# Indian Lake Perch?



## ohiofishman45 (Jul 3, 2007)

I read this on the Indian Lake fishing report page. I haven't been down to look at the pics at BPS, but sounds like a fun time. I knew there were perch, but didn't know that they survived that well in a fairly shallow lake with a ton of saugeye. Hopefully next time I'm on a boat, I can mark some fish and try it out. Usually just bass fish tournaments and for fun. Here is the quote from the website:

"Check out the picture at the Lakeside Pro Bass shop of the record Perch catch on Indian Lake. 
60 Perch limit by ***** and ***** (I'll leave out the names, they probably wouldn't care, but never know.) All caught between Lakeview and Russell's Point on the humps, using minnow's beneath slip corks 2" off the bottom in 7 ft.of water. Most were over 13 inches."

Sounds promising and fun! Let me know if you've had similar experience at IL. Thanks.


----------



## squid_1 (Jun 2, 2005)

Just an occasional 12 plus incher while Ice Fishing but never enough to call a mess.


----------



## NorthSouthOhioFisherman (May 7, 2007)

sounds like it could b a fish story... did the site show any pics?


----------



## ohiofishman45 (Jul 3, 2007)

Didn't show any pics, but I've read a couple of posts of people who have seen the pictures down at the Bass Pro Shop. Says there were over 30 that were 13" long and none under 9" or 10". Many of Fish Ohio's. I don't really bother with the Fish Ohio award, just like the tasty perch. I've caught a couple over there here and there bass fishing. Might start fishing for them now. LOL


----------



## fshman_165 (May 26, 2004)

I have seen a few 20 to 25 fish catches of sumo perch come outta the lake, but the locals are really tight lipped about spots and they'll usually tell people that they caught 3 or 4. I am surprised that they took them in and had a picture taken. The locals I know dont care about pictures or proof and care even less about letting people know where they caught em. Willing to bet that the humps location was bogus  There is a reason they get to that size in that lake.


----------



## ohiofishman45 (Jul 3, 2007)

I agree. There are an aweful lot of 5-8 lb. saugeye willing to each a tasty 4-6 perch. We think they taste good, just imagine what the saugeye think, LOL. I know there are a few nice holes around. That's probaby where they came from, however, right now the water temps at Indian Lake around mid 80's I believe. Last Monday I was out bass fishing and they were 80 in spots and we've hit 3 solid days of 90 +. If the water is in the mid to high 80's, the saugeye probably won't be very active until the water cools off again and maybe that leaves the chance for the perch to school up and roam the lake. Who knows? I'd like to find them, that's for sure!


----------



## saugmon (Jun 14, 2006)

> All caught between Lakeview and Russell's Point on the humps, using minnow's beneath slip corks 2" off the bottom in 7 ft.of water.
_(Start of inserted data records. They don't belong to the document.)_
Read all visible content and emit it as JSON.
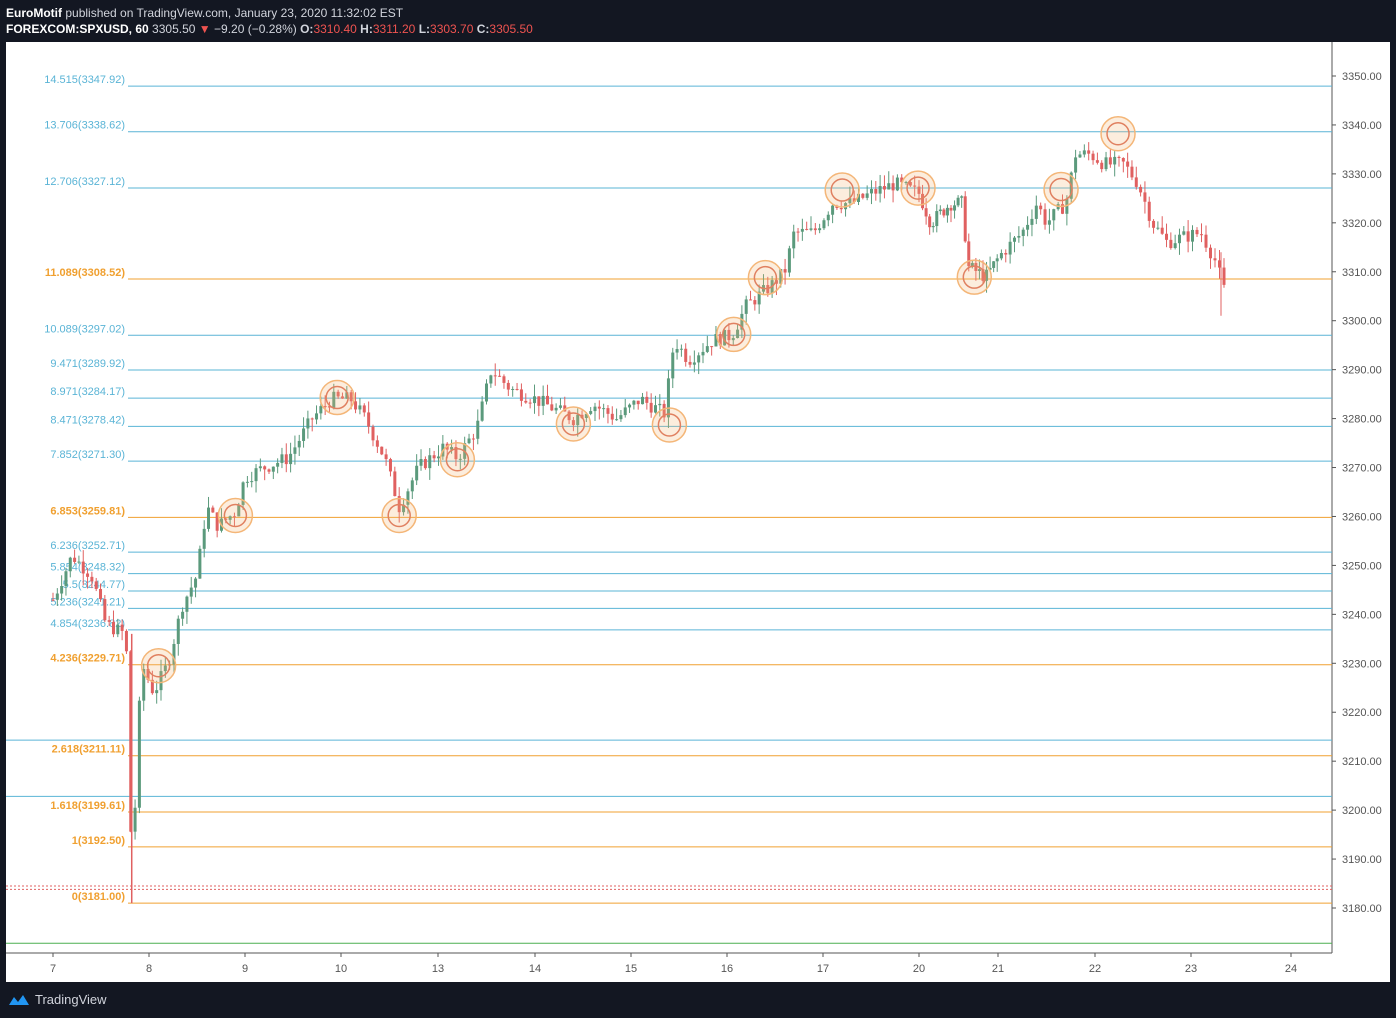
{
  "header": {
    "author": "EuroMotif",
    "published_text": "published on TradingView.com, January 23, 2020 11:32:02 EST",
    "symbol": "FOREXCOM:SPXUSD, 60",
    "price": "3305.50",
    "change": "−9.20 (−0.28%)",
    "o_label": "O:",
    "o": "3310.40",
    "h_label": "H:",
    "h": "3311.20",
    "l_label": "L:",
    "l": "3303.70",
    "c_label": "C:",
    "c": "3305.50"
  },
  "footer": {
    "brand": "TradingView"
  },
  "colors": {
    "up": "#5b9a7c",
    "down": "#e06060",
    "fib_blue": "#5ab4d6",
    "fib_orange": "#f0a030",
    "circle": "#f4b678",
    "axis_text": "#555555"
  },
  "chart_data": {
    "type": "candlestick",
    "ylim": [
      3170,
      3356
    ],
    "y_ticks": [
      "3180.00",
      "3190.00",
      "3200.00",
      "3210.00",
      "3220.00",
      "3230.00",
      "3240.00",
      "3250.00",
      "3260.00",
      "3270.00",
      "3280.00",
      "3290.00",
      "3300.00",
      "3310.00",
      "3320.00",
      "3330.00",
      "3340.00",
      "3350.00"
    ],
    "x_ticks": [
      "7",
      "8",
      "9",
      "10",
      "13",
      "14",
      "15",
      "16",
      "17",
      "20",
      "21",
      "22",
      "23",
      "24"
    ],
    "fib_levels": [
      {
        "label": "14.515(3347.92)",
        "price": 3347.92,
        "color": "blue"
      },
      {
        "label": "13.706(3338.62)",
        "price": 3338.62,
        "color": "blue"
      },
      {
        "label": "12.706(3327.12)",
        "price": 3327.12,
        "color": "blue"
      },
      {
        "label": "11.089(3308.52)",
        "price": 3308.52,
        "color": "orange"
      },
      {
        "label": "10.089(3297.02)",
        "price": 3297.02,
        "color": "blue"
      },
      {
        "label": "9.471(3289.92)",
        "price": 3289.92,
        "color": "blue"
      },
      {
        "label": "8.971(3284.17)",
        "price": 3284.17,
        "color": "blue"
      },
      {
        "label": "8.471(3278.42)",
        "price": 3278.42,
        "color": "blue"
      },
      {
        "label": "7.852(3271.30)",
        "price": 3271.3,
        "color": "blue"
      },
      {
        "label": "6.853(3259.81)",
        "price": 3259.81,
        "color": "orange"
      },
      {
        "label": "6.236(3252.71)",
        "price": 3252.71,
        "color": "blue"
      },
      {
        "label": "5.854(3248.32)",
        "price": 3248.32,
        "color": "blue"
      },
      {
        "label": "5.5(3244.77)",
        "price": 3244.77,
        "color": "blue"
      },
      {
        "label": "5.236(3241.21)",
        "price": 3241.21,
        "color": "blue"
      },
      {
        "label": "4.854(3236.82)",
        "price": 3236.82,
        "color": "blue"
      },
      {
        "label": "4.236(3229.71)",
        "price": 3229.71,
        "color": "orange"
      },
      {
        "label": "2.618(3211.11)",
        "price": 3211.11,
        "color": "orange"
      },
      {
        "label": "1.618(3199.61)",
        "price": 3199.61,
        "color": "orange"
      },
      {
        "label": "1(3192.50)",
        "price": 3192.5,
        "color": "orange"
      },
      {
        "label": "0(3181.00)",
        "price": 3181.0,
        "color": "orange"
      }
    ],
    "extra_lines": [
      {
        "price": 3214.3,
        "color": "blue"
      },
      {
        "price": 3202.8,
        "color": "blue"
      },
      {
        "price": 3172.8,
        "color": "green"
      }
    ],
    "circles": [
      {
        "x": 8.1,
        "price": 3229.5
      },
      {
        "x": 8.9,
        "price": 3260.2
      },
      {
        "x": 9.96,
        "price": 3284.3
      },
      {
        "x": 10.6,
        "price": 3260.2
      },
      {
        "x": 11.2,
        "price": 3271.6
      },
      {
        "x": 12.4,
        "price": 3278.9
      },
      {
        "x": 13.4,
        "price": 3278.7
      },
      {
        "x": 14.07,
        "price": 3297.2
      },
      {
        "x": 14.4,
        "price": 3308.8
      },
      {
        "x": 15.2,
        "price": 3326.7
      },
      {
        "x": 15.99,
        "price": 3327.1
      },
      {
        "x": 16.7,
        "price": 3308.9
      },
      {
        "x": 17.65,
        "price": 3326.8
      },
      {
        "x": 18.24,
        "price": 3338.2
      }
    ],
    "price_path": [
      [
        7.0,
        3243
      ],
      [
        7.2,
        3252
      ],
      [
        7.4,
        3248
      ],
      [
        7.55,
        3238
      ],
      [
        7.75,
        3236
      ],
      [
        7.78,
        3228
      ],
      [
        7.82,
        3185
      ],
      [
        7.88,
        3212
      ],
      [
        7.92,
        3230
      ],
      [
        8.05,
        3224
      ],
      [
        8.2,
        3230
      ],
      [
        8.35,
        3242
      ],
      [
        8.5,
        3248
      ],
      [
        8.6,
        3262
      ],
      [
        8.72,
        3258
      ],
      [
        8.9,
        3261
      ],
      [
        9.0,
        3268
      ],
      [
        9.2,
        3270
      ],
      [
        9.45,
        3272
      ],
      [
        9.7,
        3280
      ],
      [
        9.9,
        3284
      ],
      [
        10.1,
        3284
      ],
      [
        10.25,
        3280
      ],
      [
        10.45,
        3272
      ],
      [
        10.6,
        3262
      ],
      [
        10.8,
        3270
      ],
      [
        11.05,
        3274
      ],
      [
        11.2,
        3272
      ],
      [
        11.4,
        3278
      ],
      [
        11.55,
        3290
      ],
      [
        11.75,
        3286
      ],
      [
        12.0,
        3284
      ],
      [
        12.2,
        3282
      ],
      [
        12.4,
        3280
      ],
      [
        12.6,
        3283
      ],
      [
        12.85,
        3280
      ],
      [
        13.1,
        3284
      ],
      [
        13.35,
        3281
      ],
      [
        13.45,
        3296
      ],
      [
        13.6,
        3292
      ],
      [
        13.85,
        3296
      ],
      [
        14.05,
        3297
      ],
      [
        14.2,
        3303
      ],
      [
        14.45,
        3307
      ],
      [
        14.6,
        3310
      ],
      [
        14.7,
        3318
      ],
      [
        14.9,
        3318
      ],
      [
        15.1,
        3324
      ],
      [
        15.3,
        3324
      ],
      [
        15.5,
        3326
      ],
      [
        15.75,
        3328
      ],
      [
        16.0,
        3326
      ],
      [
        16.15,
        3320
      ],
      [
        16.4,
        3324
      ],
      [
        16.55,
        3324
      ],
      [
        16.62,
        3311
      ],
      [
        16.85,
        3309
      ],
      [
        17.05,
        3314
      ],
      [
        17.25,
        3318
      ],
      [
        17.4,
        3324
      ],
      [
        17.5,
        3320
      ],
      [
        17.7,
        3324
      ],
      [
        17.8,
        3334
      ],
      [
        17.95,
        3334
      ],
      [
        18.1,
        3332
      ],
      [
        18.3,
        3332
      ],
      [
        18.45,
        3328
      ],
      [
        18.6,
        3320
      ],
      [
        18.75,
        3316
      ],
      [
        18.9,
        3317
      ],
      [
        19.1,
        3318
      ],
      [
        19.25,
        3312
      ],
      [
        19.35,
        3305
      ]
    ]
  }
}
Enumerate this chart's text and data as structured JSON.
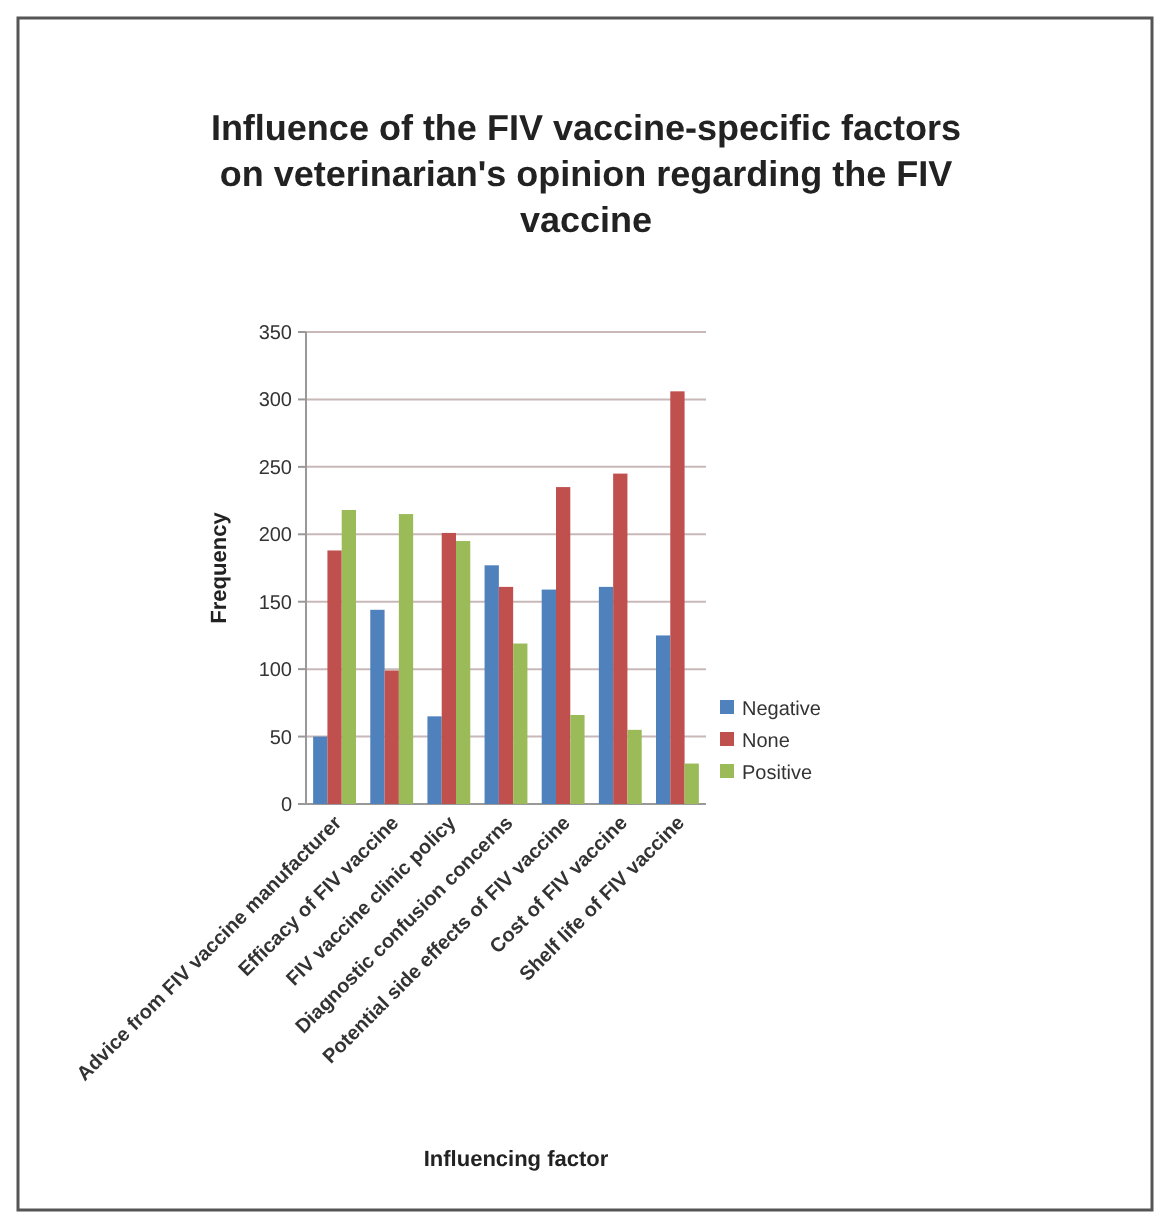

Most were over 13 inches."


The socalled Tri Humps are actually 4' flats,gradually tapering down to 6',so I can't see how they got 7' if they meant the tri-humps.

Now if they're talking about the fingers infront of blackhawk,those are 3 humps going from 6'-10'/6'-12' or so,depending on which finger you are on.I don't mark a lot of schooling fish on those fingers,very rarely mark anything in there.

Anywho,my sig has all the trolling totals for the last 2 and a half months and my that's the most perch I've ever gotten a hold of in 1 season and all those perch were fat. Gotta be a very good population of fat perch.


----------